Atkins Nutritionals spokesman Stuart Trager, MD, is more emphatic in making the point.
"I think the one thing that can be said from this research is that mice who want to get pregnant should not be following this diet," he tells WebMD. "But extrapolating this to humans, who are not herbivores by nature, crosses a line that I think is rather inappropriate."
Trager, who serves as medical director for Atkins, says women who are pregnant or nursing should not be on a low-carbohydrate diet or any other weight loss plan without medical supervision. As for women who are trying to become pregnant, he points to studies showing that a low-carbohydrate diet may actually help those with a particular type of infertility to conceive.
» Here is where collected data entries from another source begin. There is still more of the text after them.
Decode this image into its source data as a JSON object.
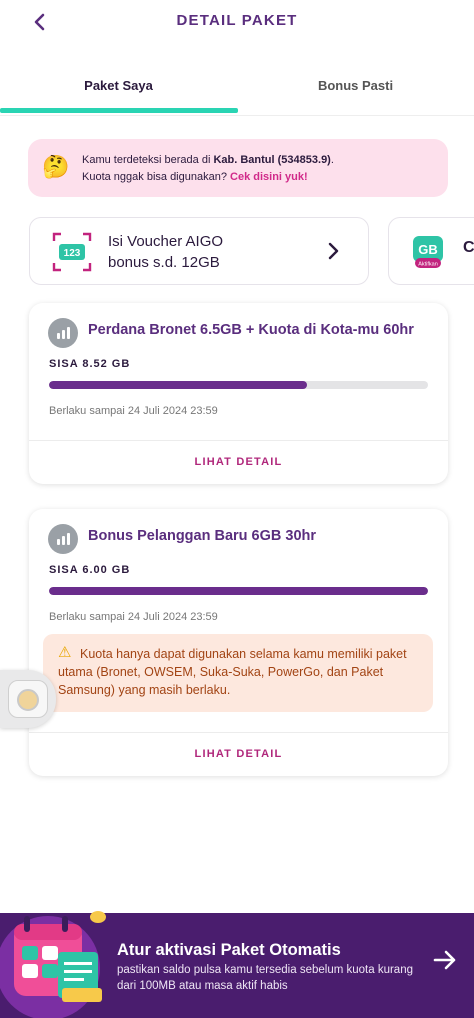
{
  "header": {
    "title": "DETAIL PAKET",
    "back_icon": "chevron-left-icon"
  },
  "tabs": [
    {
      "label": "Paket Saya",
      "active": true
    },
    {
      "label": "Bonus Pasti",
      "active": false
    }
  ],
  "location_notice": {
    "line1_prefix": "Kamu terdeteksi berada di ",
    "location": "Kab. Bantul (534853.9)",
    "line1_suffix": ".",
    "line2_prefix": "Kuota nggak bisa digunakan? ",
    "link": "Cek disini yuk!",
    "icon": "thinking-face-emoji"
  },
  "voucher": {
    "line1": "Isi Voucher AIGO",
    "line2": "bonus s.d. 12GB",
    "icon": "voucher-123-icon"
  },
  "promo_card": {
    "badge_text": "GB",
    "badge_sub": "Aktifkan",
    "label_partial": "C"
  },
  "packages": [
    {
      "name": "Perdana Bronet 6.5GB + Kuota di Kota-mu 60hr",
      "remaining": "SISA 8.52 GB",
      "progress_fraction": 0.68,
      "expiry": "Berlaku sampai 24 Juli 2024 23:59",
      "action": "LIHAT DETAIL"
    },
    {
      "name": "Bonus Pelanggan Baru 6GB 30hr",
      "remaining": "SISA 6.00 GB",
      "progress_fraction": 1.0,
      "expiry": "Berlaku sampai 24 Juli 2024 23:59",
      "warning": "Kuota hanya dapat digunakan selama kamu memiliki paket utama (Bronet, OWSEM, Suka-Suka, PowerGo, dan Paket Samsung) yang masih berlaku.",
      "action": "LIHAT DETAIL"
    }
  ],
  "auto_banner": {
    "title": "Atur aktivasi Paket Otomatis",
    "subtitle": "pastikan saldo pulsa kamu tersedia sebelum kuota kurang dari 100MB atau masa aktif habis",
    "icon": "calendar-icon"
  },
  "colors": {
    "brand_purple": "#5a2e7e",
    "progress_fill": "#6a2d8c",
    "tab_indicator": "#2ad4b3",
    "link_pink": "#d12a8a",
    "banner_bg": "#4a1d6e"
  }
}
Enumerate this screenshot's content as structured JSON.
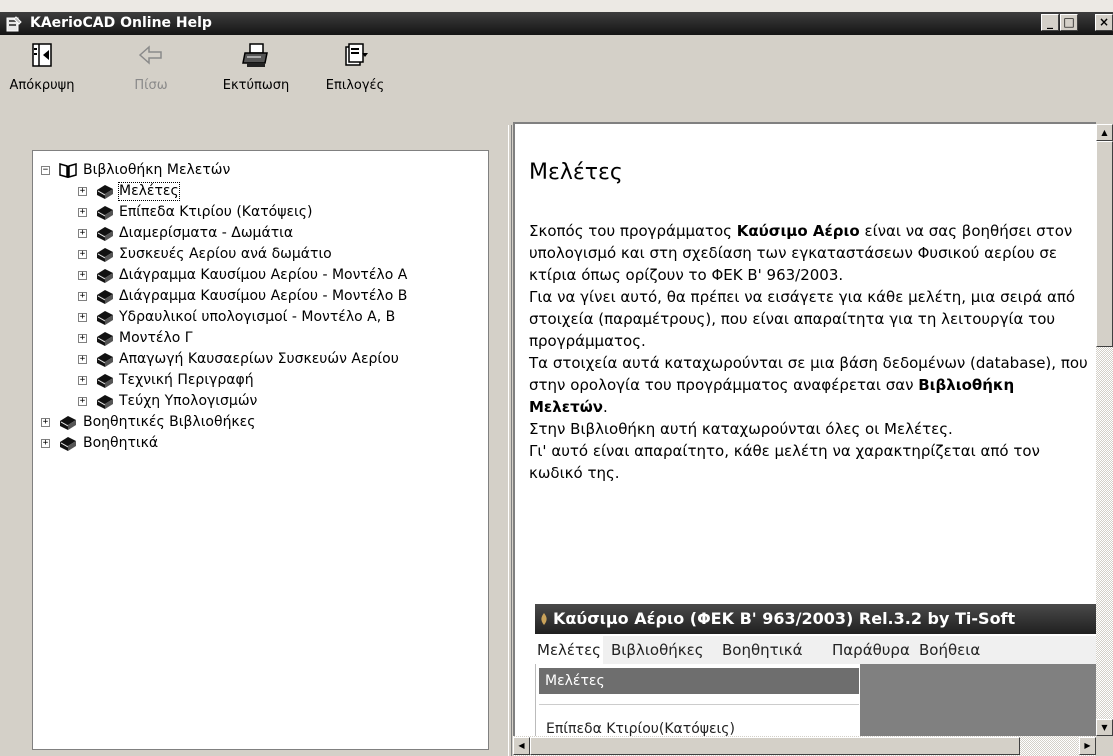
{
  "window": {
    "title": "KAerioCAD Online Help",
    "controls": {
      "minimize": "_",
      "maximize": "□",
      "close": "×"
    }
  },
  "toolbar": {
    "items": [
      {
        "label": "Απόκρυψη",
        "icon": "hide-icon",
        "enabled": true
      },
      {
        "label": "Πίσω",
        "icon": "back-arrow-icon",
        "enabled": false
      },
      {
        "label": "Εκτύπωση",
        "icon": "printer-icon",
        "enabled": true
      },
      {
        "label": "Επιλογές",
        "icon": "options-icon",
        "enabled": true
      }
    ]
  },
  "tree": {
    "root": {
      "label": "Βιβλιοθήκη Μελετών",
      "expanded": true,
      "icon": "open-book-icon"
    },
    "children": [
      {
        "label": "Μελέτες",
        "selected": true
      },
      {
        "label": "Επίπεδα Κτιρίου (Κατόψεις)"
      },
      {
        "label": "Διαμερίσματα - Δωμάτια"
      },
      {
        "label": "Συσκευές Αερίου ανά δωμάτιο"
      },
      {
        "label": "Διάγραμμα Καυσίμου Αερίου - Μοντέλο Α"
      },
      {
        "label": "Διάγραμμα Καυσίμου Αερίου - Μοντέλο Β"
      },
      {
        "label": "Υδραυλικοί υπολογισμοί - Μοντέλο Α, Β"
      },
      {
        "label": "Μοντέλο Γ"
      },
      {
        "label": "Απαγωγή Καυσαερίων Συσκευών Αερίου"
      },
      {
        "label": "Τεχνική Περιγραφή"
      },
      {
        "label": "Τεύχη Υπολογισμών"
      }
    ],
    "siblings": [
      {
        "label": "Βοηθητικές Βιβλιοθήκες"
      },
      {
        "label": "Βοηθητικά"
      }
    ]
  },
  "topic": {
    "title": "Μελέτες",
    "p1_pre": "Σκοπός του προγράμματος ",
    "p1_bold": "Καύσιμο Αέριο",
    "p1_post": " είναι να σας βοηθήσει στον υπολογισμό και στη σχεδίαση των εγκαταστάσεων Φυσικού αερίου σε κτίρια όπως ορίζουν το ΦΕΚ Β' 963/2003.",
    "p2": "Για να γίνει αυτό, θα πρέπει να εισάγετε για κάθε μελέτη, μια σειρά από στοιχεία (παραμέτρους), που είναι απαραίτητα για τη λειτουργία του προγράμματος.",
    "p3_pre": "Τα στοιχεία αυτά καταχωρούνται σε μια βάση δεδομένων (database), που στην ορολογία του προγράμματος αναφέρεται σαν ",
    "p3_bold": "Βιβλιοθήκη Μελετών",
    "p3_post": ".",
    "p4": "Στην Βιβλιοθήκη αυτή καταχωρούνται όλες οι Μελέτες.",
    "p5": "Γι' αυτό είναι απαραίτητο, κάθε μελέτη να χαρακτηρίζεται από τον κωδικό της."
  },
  "embedded_screenshot": {
    "title": "Καύσιμο Αέριο (ΦΕΚ Β' 963/2003) Rel.3.2 by Ti-Soft",
    "menu": [
      "Μελέτες",
      "Βιβλιοθήκες",
      "Βοηθητικά",
      "Παράθυρα",
      "Βοήθεια"
    ],
    "dropdown_selected": "Μελέτες",
    "dropdown_next": "Επίπεδα Κτιρίου(Κατόψεις)"
  }
}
Women with the condition known as polycystic ovary syndrome tend to be overweight and have insulin resistance.
"The benefits of controlling carbohydrates in the treatment of this condition are becoming more recognized," he says.
But infertility expert Amos Grunebaum, MD, says, as a rule, women who want to become pregnant should eat like they already are. In other words, they should eat a nutritionally balanced diet, take a multivitamin that includes folic acid, and avoid alcohol. Those who want to lose weight should also exercise daily, he says.
"Any weight loss diet that restricts whole food groups should be avoided," he tells WebMD. "Eating a well-balanced diet is very important during pregnancy and when a woman is trying to conceive. There are plenty of diets out there that allow you to do this and still lose weight."